Monday, June 23, 2008

Boiling waste and goo

In his review of Code Collaborator for the Jolt Award, Rick Wayne wrote the best description of our tool I've ever seen:

Smart Bear's Code Collaborator exploits that synergy by boiling the waste and goo out of the code-review process, bagging you the benefits of many eyes on each developer's code while neatly sidestepping much of the practice's traditional friction.

Wednesday, June 11, 2008

No hats!

"Oh, you have a small company? I guess you wear a lot of hats!"

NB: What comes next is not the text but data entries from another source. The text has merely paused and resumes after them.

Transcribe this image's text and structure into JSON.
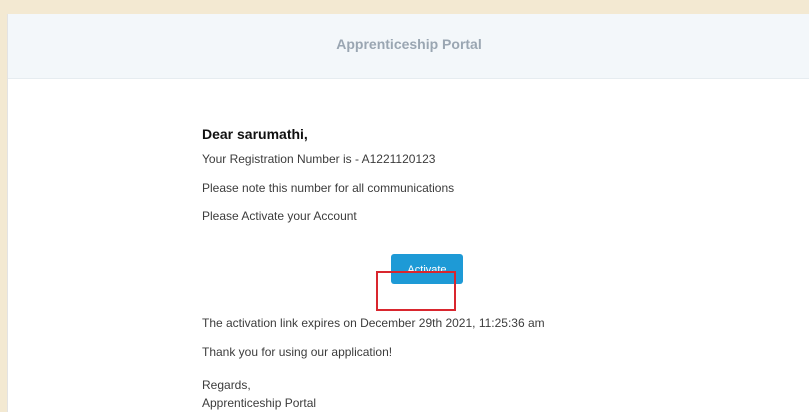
{
  "header": {
    "title": "Apprenticeship Portal"
  },
  "email": {
    "greeting": "Dear sarumathi,",
    "registration_line": "Your Registration Number is - A1221120123",
    "note_line": "Please note this number for all communications",
    "activate_prompt": "Please Activate your Account",
    "activate_button_label": "Activate",
    "expiry_line": "The activation link expires on December 29th 2021, 11:25:36 am",
    "thanks_line": "Thank you for using our application!",
    "regards": "Regards,",
    "signature": "Apprenticeship Portal"
  },
  "colors": {
    "page_bg": "#f3e9d2",
    "header_bg": "#f3f7fa",
    "button_bg": "#1e9ad6",
    "highlight": "#d9262e"
  }
}
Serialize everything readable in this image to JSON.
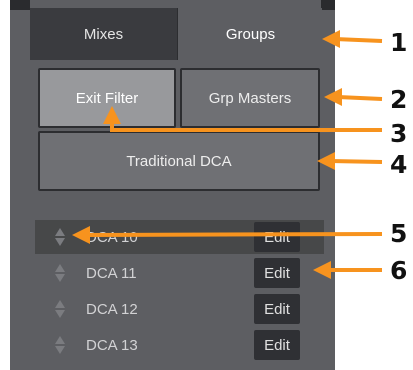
{
  "tabs": {
    "mixes_label": "Mixes",
    "groups_label": "Groups"
  },
  "buttons": {
    "exit_filter_label": "Exit Filter",
    "grp_masters_label": "Grp Masters",
    "traditional_dca_label": "Traditional DCA"
  },
  "dca_list": {
    "items": [
      {
        "label": "DCA 10",
        "edit_label": "Edit",
        "selected": true
      },
      {
        "label": "DCA 11",
        "edit_label": "Edit",
        "selected": false
      },
      {
        "label": "DCA 12",
        "edit_label": "Edit",
        "selected": false
      },
      {
        "label": "DCA 13",
        "edit_label": "Edit",
        "selected": false
      }
    ]
  },
  "callouts": [
    "1",
    "2",
    "3",
    "4",
    "5",
    "6"
  ],
  "colors": {
    "panel_bg": "#5d5e62",
    "tab_inactive_bg": "#3a3b3f",
    "button_bg": "#6f7074",
    "button_active_bg": "#98999c",
    "edit_bg": "#2f3034",
    "annotation_arrow": "#f7931e"
  },
  "icons": {
    "row_handle": "sort-updown-icon",
    "annotation": "arrow-left-icon"
  }
}
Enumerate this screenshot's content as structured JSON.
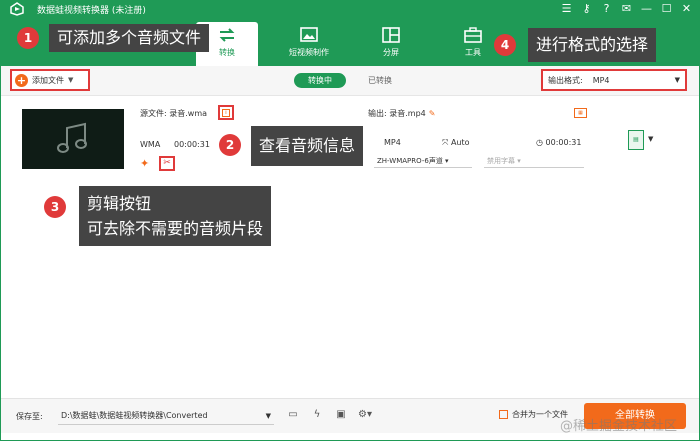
{
  "window": {
    "title": "数据蛙视频转换器 (未注册)",
    "controls": [
      "menu",
      "key",
      "help",
      "feedback",
      "minimize",
      "maximize",
      "close"
    ]
  },
  "nav": {
    "tabs": [
      {
        "label": "转换",
        "icon": "convert-icon",
        "active": true
      },
      {
        "label": "短视频制作",
        "icon": "short-video-icon",
        "active": false
      },
      {
        "label": "分屏",
        "icon": "split-screen-icon",
        "active": false
      },
      {
        "label": "工具",
        "icon": "toolbox-icon",
        "active": false
      }
    ]
  },
  "toolbar": {
    "add_file_label": "添加文件",
    "converting_label": "转换中",
    "converted_label": "已转换",
    "output_format_label": "输出格式:",
    "output_format_value": "MP4"
  },
  "file": {
    "source_label": "源文件: 录音.wma",
    "codec": "WMA",
    "duration": "00:00:31",
    "output_label": "输出: 录音.mp4",
    "out_format": "MP4",
    "resolution": "Auto",
    "out_duration": "00:00:31",
    "audio_track": "ZH-WMAPRO-6声道",
    "subtitle": "禁用字幕"
  },
  "annotations": [
    {
      "num": "1",
      "text": "可添加多个音频文件"
    },
    {
      "num": "2",
      "text": "查看音频信息"
    },
    {
      "num": "3",
      "text_line1": "剪辑按钮",
      "text_line2": "可去除不需要的音频片段"
    },
    {
      "num": "4",
      "text": "进行格式的选择"
    }
  ],
  "bottom": {
    "save_label": "保存至:",
    "path": "D:\\数据蛙\\数据蛙视频转换器\\Converted",
    "merge_label": "合并为一个文件",
    "convert_all_label": "全部转换"
  },
  "watermark": "@稀土掘金技术社区",
  "colors": {
    "brand": "#1f9a56",
    "accent": "#f26a1b",
    "highlight": "#e03a3a"
  }
}
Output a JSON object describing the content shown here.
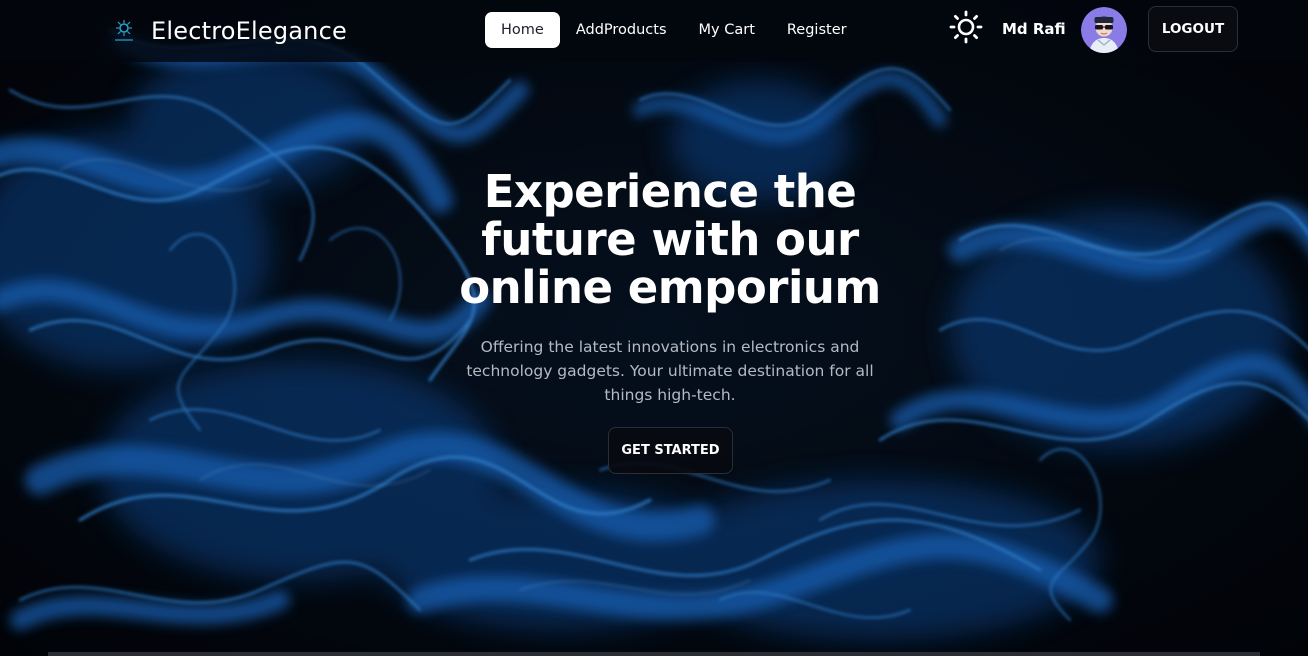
{
  "brand": {
    "name": "ElectroElegance",
    "logo_icon": "circuit-logo-icon"
  },
  "nav": {
    "links": [
      {
        "label": "Home",
        "active": true
      },
      {
        "label": "AddProducts",
        "active": false
      },
      {
        "label": "My Cart",
        "active": false
      },
      {
        "label": "Register",
        "active": false
      }
    ]
  },
  "user": {
    "name": "Md Rafi",
    "theme_icon": "sun-icon",
    "avatar_icon": "user-avatar-icon",
    "logout_label": "LOGOUT"
  },
  "hero": {
    "title": "Experience the future with our online emporium",
    "subtitle": "Offering the latest innovations in electronics and technology gadgets. Your ultimate destination for all things high-tech.",
    "cta_label": "GET STARTED"
  },
  "colors": {
    "background": "#04070d",
    "smoke": "#1f7fe0",
    "active_nav_bg": "#ffffff",
    "text": "#ffffff",
    "subtitle": "#b4bac3"
  }
}
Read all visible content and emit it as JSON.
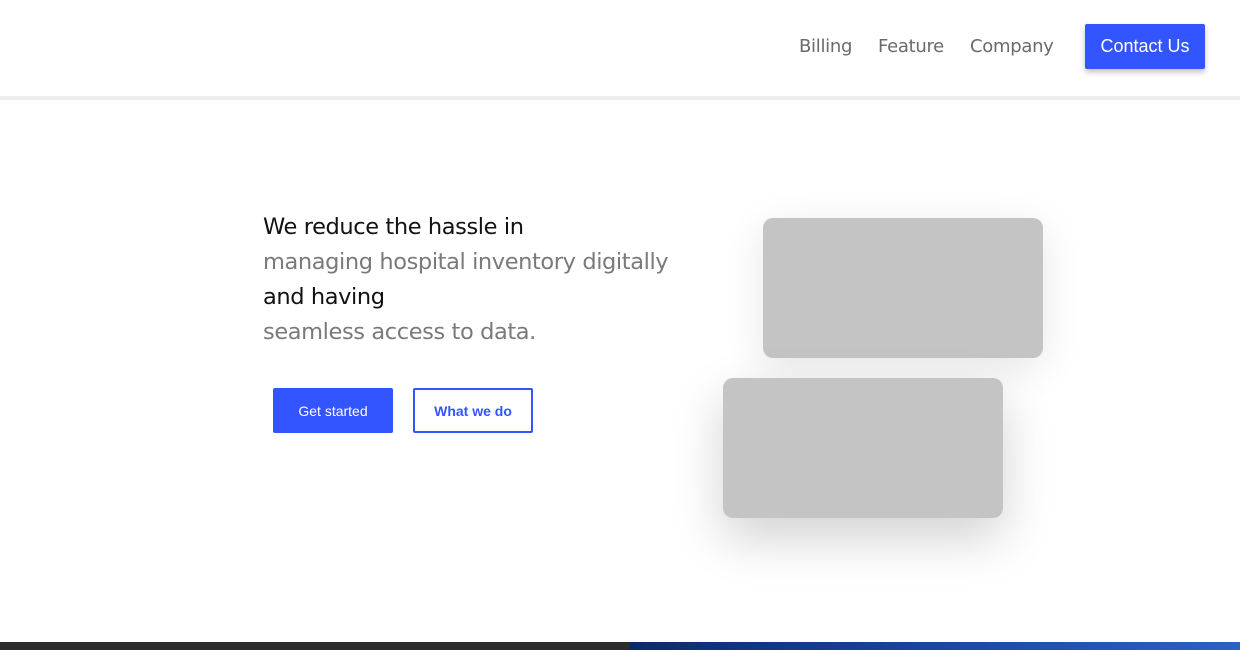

Ug. I've always hated that phrase. Recently I figured out why.

To me it's always came off as a smug comment implying the speaker knows just what it's like and understands your pain. It's usually followed up with something like "I was employee #7 once and I was VP development and VP QA!"

Yeah. How can people live like that? Unfathomable.

Real entrepreneurs don't talk about hats, but why not? Why do I recoil at this attempt at empathy?

I think it's because in real (bootstrapped) start-ups there's no such thing as hats, titles, or departments. If you don't realize that development, marketing, sales, and even accounting are all inextricably linked, you'll probably fail. You can't make decisions about any one in isolation. You're learning how to sell, what to build, what to charge, who will buy, all at the same time. You're never even thinking in categories like "Marketing" and "Development."

So I think my disdain comes from the implication that "many hats" proves the speaker "knows just what it's like," when in fact the very idea shows you have no idea what it's like.

People like that will always be employee #7, never employee #1. (Or really employee #0, since everyone I know who has created a successful bootstrapped company paid themselves last, long after other people were hired on, long after profitability.)

Which is fine! But the experience gap is bigger than they think.